Under the Knife(11)



He pointed at the sink into which he’d just puked.

“Touch of the flu,” he said. “I know, I know.” He waved his hand in the air dismissively. “I’m not supposed to be here. I should be home, in bed. I should at least be wearing a bloody mask. But that wouldn’t exactly instill confidence in the troops now, would it?”

He tipped his perfectly dimpled chin toward the patient’s room. “Can’t have the doctor leading the whole bloody charge looking like he belongs in isolation on the TB ward.”

He pulled a paper towel from the bin above the sink and wiped his mouth. “You see, Rita: we surgeons, when we get sick, we don’t lie in bed, whining like small children. We get the job done.” He grinned, a high-wattage affair that made her cheeks burn fiercely. “Right. Do you know what I’m going to do now, Rita?”

Rita shook her head.

“I’m going to steal an IV—a big one, fourteen-or sixteen-gauge—from the supply room and stick it in my arm.” He pointed to the crook of his elbow (That’s where the antecubital vein is, she remembered. We use it to give IV fluids). “Then I’m going to run a liter of LR into me.”

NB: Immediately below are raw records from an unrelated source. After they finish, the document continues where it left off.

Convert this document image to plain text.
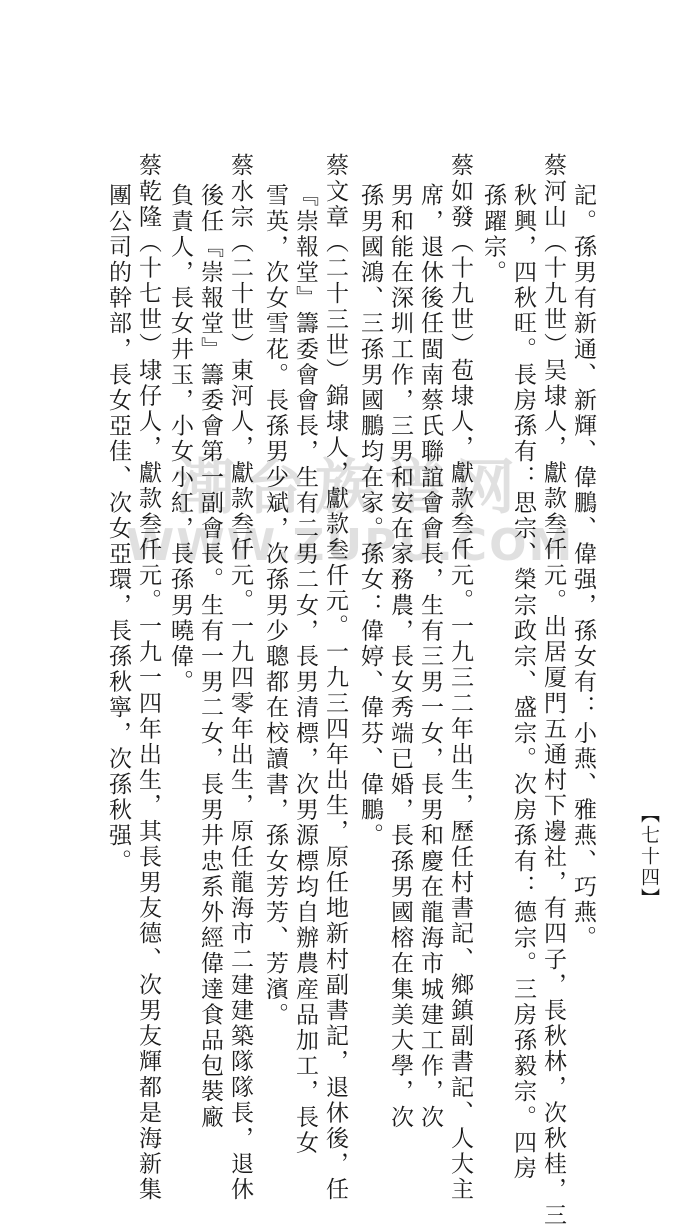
潮台族谱网
WWW.ZUPU.COM
記。孫男有新通、新輝、偉鵬、偉强，孫女有：小燕、雅燕、巧燕。
蔡河山（十九世）吴埭人，獻款叁仟元。出居厦門五通村下邊社，有四子，長秋林，次秋桂，三
秋興，四秋旺。長房孫有：思宗、榮宗政宗、盛宗。次房孫有：德宗。三房孫毅宗。四房
孫躍宗。
蔡如發（十九世）苞埭人，獻款叁仟元。一九三二年出生，歷任村書記、鄉鎮副書記、人大主
席，退休後任閩南蔡氏聯誼會會長，生有三男一女，長男和慶在龍海市城建工作，次
男和能在深圳工作，三男和安在家務農，長女秀端已婚，長孫男國榕在集美大學，次
孫男國鴻、三孫男國鵬均在家。孫女：偉婷、偉芬、偉鵬。
蔡文章（二十三世）錦埭人，獻款叁仟元。一九三四年出生，原任地新村副書記，退休後，任
『崇報堂』籌委會會長，生有二男二女，長男清標，次男源標均自辦農産品加工，長女
雪英，次女雪花。長孫男少斌，次孫男少聰都在校讀書，孫女芳芳、芳濱。
蔡水宗（二十世）東河人，獻款叁仟元。一九四零年出生，原任龍海市二建建築隊隊長，退休
後任『崇報堂』籌委會第一副會長。生有一男二女，長男井忠系外經偉達食品包裝廠
負責人，長女井玉，小女小紅，長孫男曉偉。
蔡乾隆（十七世）埭仔人，獻款叁仟元。一九一四年出生，其長男友德、次男友輝都是海新集
團公司的幹部，長女亞佳、次女亞環，長孫秋寧，次孫秋强。	【七十四】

(LR. Lactated Ringers. A hydration fluid.)

“Maybe two,” he continued. “Surest way to replace fluids and stave off dehydration. Wouldn’t you agree?”

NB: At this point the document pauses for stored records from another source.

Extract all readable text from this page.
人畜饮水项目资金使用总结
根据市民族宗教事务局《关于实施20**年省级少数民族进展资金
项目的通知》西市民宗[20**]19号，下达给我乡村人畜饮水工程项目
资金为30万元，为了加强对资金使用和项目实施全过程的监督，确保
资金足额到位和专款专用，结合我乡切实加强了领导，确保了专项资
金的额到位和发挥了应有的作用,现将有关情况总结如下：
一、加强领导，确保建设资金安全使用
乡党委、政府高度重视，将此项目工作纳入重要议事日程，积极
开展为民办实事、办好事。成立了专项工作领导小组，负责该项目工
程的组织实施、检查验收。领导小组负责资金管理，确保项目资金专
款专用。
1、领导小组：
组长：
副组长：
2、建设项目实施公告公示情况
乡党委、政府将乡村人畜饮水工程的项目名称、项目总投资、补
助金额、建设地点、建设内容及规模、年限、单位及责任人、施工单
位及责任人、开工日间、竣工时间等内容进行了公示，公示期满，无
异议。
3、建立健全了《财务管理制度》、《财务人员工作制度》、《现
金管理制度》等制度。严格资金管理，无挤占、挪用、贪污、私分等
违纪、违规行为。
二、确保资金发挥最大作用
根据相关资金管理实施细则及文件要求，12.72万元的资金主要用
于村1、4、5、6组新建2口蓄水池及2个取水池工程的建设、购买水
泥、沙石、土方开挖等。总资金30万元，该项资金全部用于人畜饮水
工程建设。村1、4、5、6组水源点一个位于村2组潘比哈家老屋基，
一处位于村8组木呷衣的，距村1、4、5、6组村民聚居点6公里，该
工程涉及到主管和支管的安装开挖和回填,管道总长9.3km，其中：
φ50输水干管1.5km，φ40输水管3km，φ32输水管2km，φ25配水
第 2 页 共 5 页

To this, she didn’t have a response.

He slid his hands in his pockets and leaned rakishly against the wall. “Are you interested in surgery, Rita?”

Rita replied indeed she was though she hadn’t completed any surgery courses yet, and had never considered it before. But one of her fellow students had once advised her, in a hushed and conspiratorial tone, to always answer in the affirmative whenever a resident or attending asked if you were interested in their particular medical specialty. It helped your grade.

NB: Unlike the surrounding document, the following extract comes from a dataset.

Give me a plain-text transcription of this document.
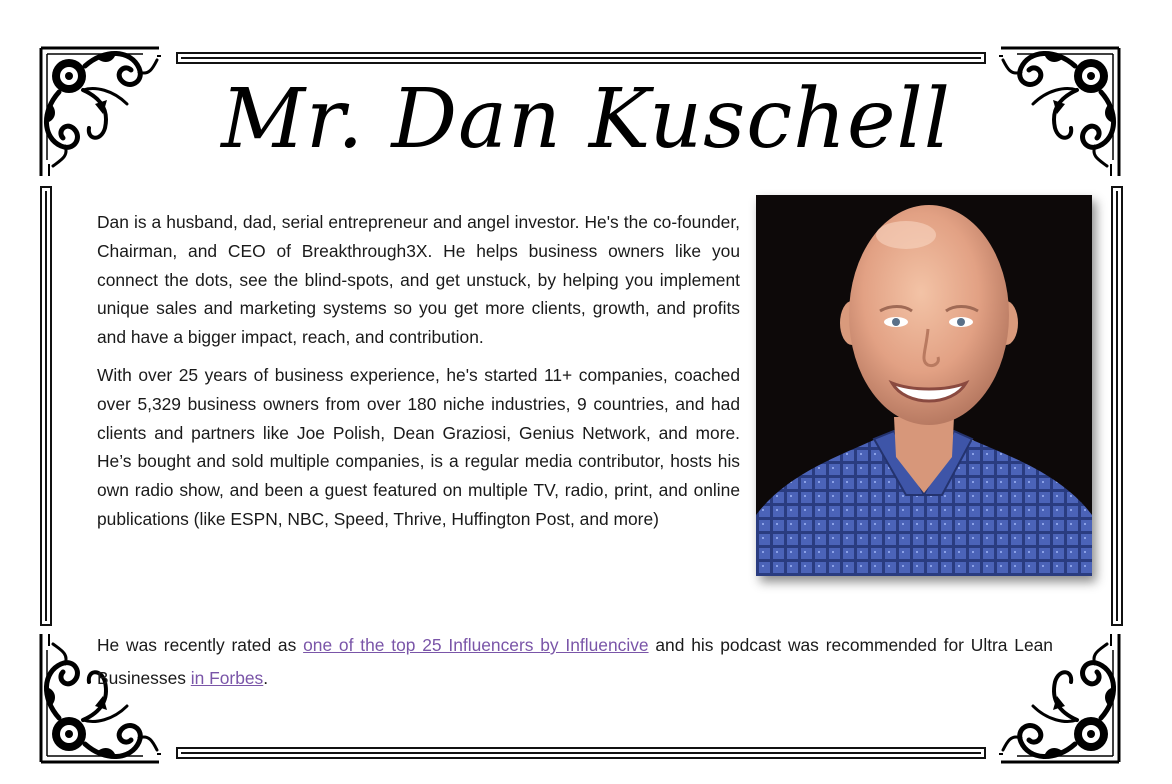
Mr. Dan Kuschell

Dan is a husband, dad, serial entrepreneur and angel investor. He's the co-founder, Chairman, and CEO of Breakthrough3X. He helps business owners like you connect the dots, see the blind-spots, and get unstuck, by helping you implement unique sales and marketing systems so you get more clients, growth, and profits and have a bigger impact, reach, and contribution.

With over 25 years of business experience, he's started 11+ companies, coached over 5,329 business owners from over 180 niche industries, 9 countries, and had clients and partners like Joe Polish, Dean Graziosi, Genius Network, and more. He’s bought and sold multiple companies, is a regular media contributor, hosts his own radio show, and been a guest featured on multiple TV, radio, print, and online publications (like ESPN, NBC, Speed, Thrive, Huffington Post, and more)

He was recently rated as one of the top 25 Influencers by Influencive and his podcast was recommended for Ultra Lean Businesses in Forbes.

He nodded. “Do you think you have what it takes? To be a surgeon?”

Rita was a fierce—some who knew her well would even say insane—competitor, and in college had been a nationally ranked cross-country runner for a Division I team. Back in college, puking during and after big races had been no big deal. She figured the same principle applied here.

She said yes.

He sized her up, then nodded. “Brilliant. I’m going to tell you a secret. Do you know what the trick is? To being a surgeon? To being a truly good surgeon?”

She answered she didn’t.

“Never look weak. That’s it.” He gestured toward the door of the patient’s room, through which Dr. Acne and a trickle of others had started to emerge. “If they sense weakness, everything else falls apart.”

Dr. Acne spotted him and began to walk over.

He smiled again at her, dazzlingly. “Never look weak, Rita.”

She couldn’t help herself: She giggled and returned the smile like she was some idiot teenager. The feminist in her looked on, appalled. She never giggled. Particularly for a boy.

“Right, then. Have a good evening, Rita.”

She looked on as he gave a few final instructions to Dr. Acne—something about calling time of death, and death certificates—and then watched him stroll away.

She never found out his name and never saw him again. When she enrolled in her first surgery course, a few months later, he was gone.

But by the time he’d disappeared around a turn in the corridor, she’d decided then and there that she wanted to be a surgeon.

More than anything else she’d ever wanted.

Since then, she’d never looked back.

Never look weak.

With each passing year, for every tough situation Rita had found herself in, her appreciation for this essential truth grew. Never look weak meant maintaining your cool no matter what kind of crazy, dangerous stuff came through the door, since everyone—other doctors, nurses, patients—depended on you to stay calm.

Never look weak.

You couldn’t teach it. You either had it, or you didn’t.

And Rita definitely had it.

Which brought her back to her present predicament, the solution to which boiled down to those three words she’d learned in the middle of that night watching the surgery resident throw his guts up into a sink after trying to bring a patient back from the brink of death.

Never look weak.

Yes. It was that simple.

She was a surgeon.

She needed to get over whatever the hell was going on, to take command and seize the offensive. She hadn’t gotten this far, been this successful, by being weak, or, God forbid, showing weakness to those around her. Ever. Instinct dictated that vulnerability equated to failure.

Never look weak.

She needed to come up with an explanation for her predicament. Something reasonably credible.

Disoriented or not, sick or not, naked or not.

Now.





FINNEY


If Finney were a lesser man, he would have perhaps allowed himself the satisfaction of a smile.

Just a small one, to savor the moment, to anticipate the fulfillment of plans a year in the making, and the rewards promised by the accomplishment, finally, of his goal.

But he was not a lesser man.

Self-congratulatory gestures were beneath him. His thin lips retained the geometric purity of a straight line as he spoke into the small microphone affixed to the collar of his shirt.